Frankfurt/Main (dpa) - Der Deutsche Olympische Sportbund DOSB hat Vorwürfe zurückgewiesen, bei der geplanten Olympia-Bewerbung für 2032 nicht mit der Initiative Rhein-Ruhr abgestimmt zusammengearbeitet zu haben. «Da die nachvollziehbare Enttäuschung in der Region Fragen und Interpretationen über die bisherigen Abläufe ausgelöst hat, machen wir noch einmal deutlich: Alle Schritte in den vergangenen Wochen wurden von DOSB und Rhein Ruhr City 2032 ausnahmslos gemeinsam gegangen», sagte DOSB-Präsident Alfons Hörmann am Freitag. «Umso mehr hoffen wir, dass wir schnell zum bewährten partnerschaftlichen Geist der bisherigen Zusammenarbeit zurückkehren.»

Freitag, 26.02.2021, 18:36 Uhr aktualisiert: 26.02.2021, 18:42 Uhr
DOSB-Präsident Alfons Hörmann spricht bei einer Mitgliederversammlung des Deutschen Olympischen Sportbundes.
DOSB-Präsident Alfons Hörmann spricht bei einer Mitgliederversammlung des Deutschen Olympischen Sportbundes.
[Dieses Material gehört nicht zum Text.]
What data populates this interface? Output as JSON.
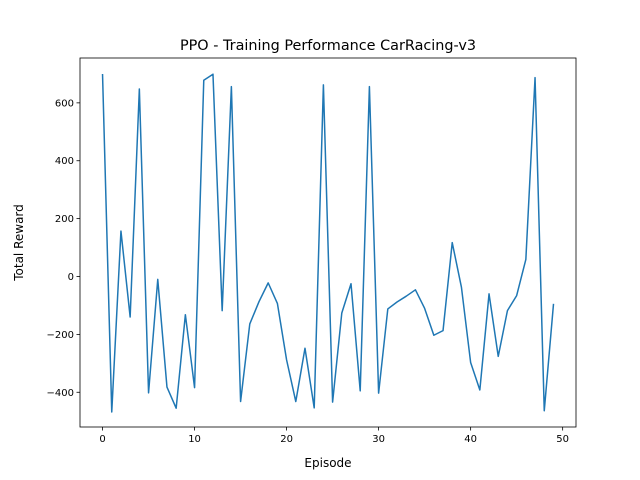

Foto: Guido Kirchner

Nach der Entscheidung des Internationalen Olympischen Komitees , die australische Stadt Brisbane als bevorzugten Partner für eine Bewerbung um die Sommerspiele in elf Jahren anzusehen, hatten die Initiatoren an Rhein und Ruhr kritisiert, nicht genügend vom DOSB unterstützt worden zu sein.

«Ganz offensichtlich besteht hinsichtlich der tatsächlichen Abläufe im Zusammenspiel der beteiligten Institutionen noch erheblicher Informationsbedarf», teilte der DOSB mit. Deshalb wolle man «das gesamte Verfahren noch einmal detailliert und transparent aus Sicht des DOSB» im Rahmen einer virtuellen Pressekonferenz am Montag darstellen.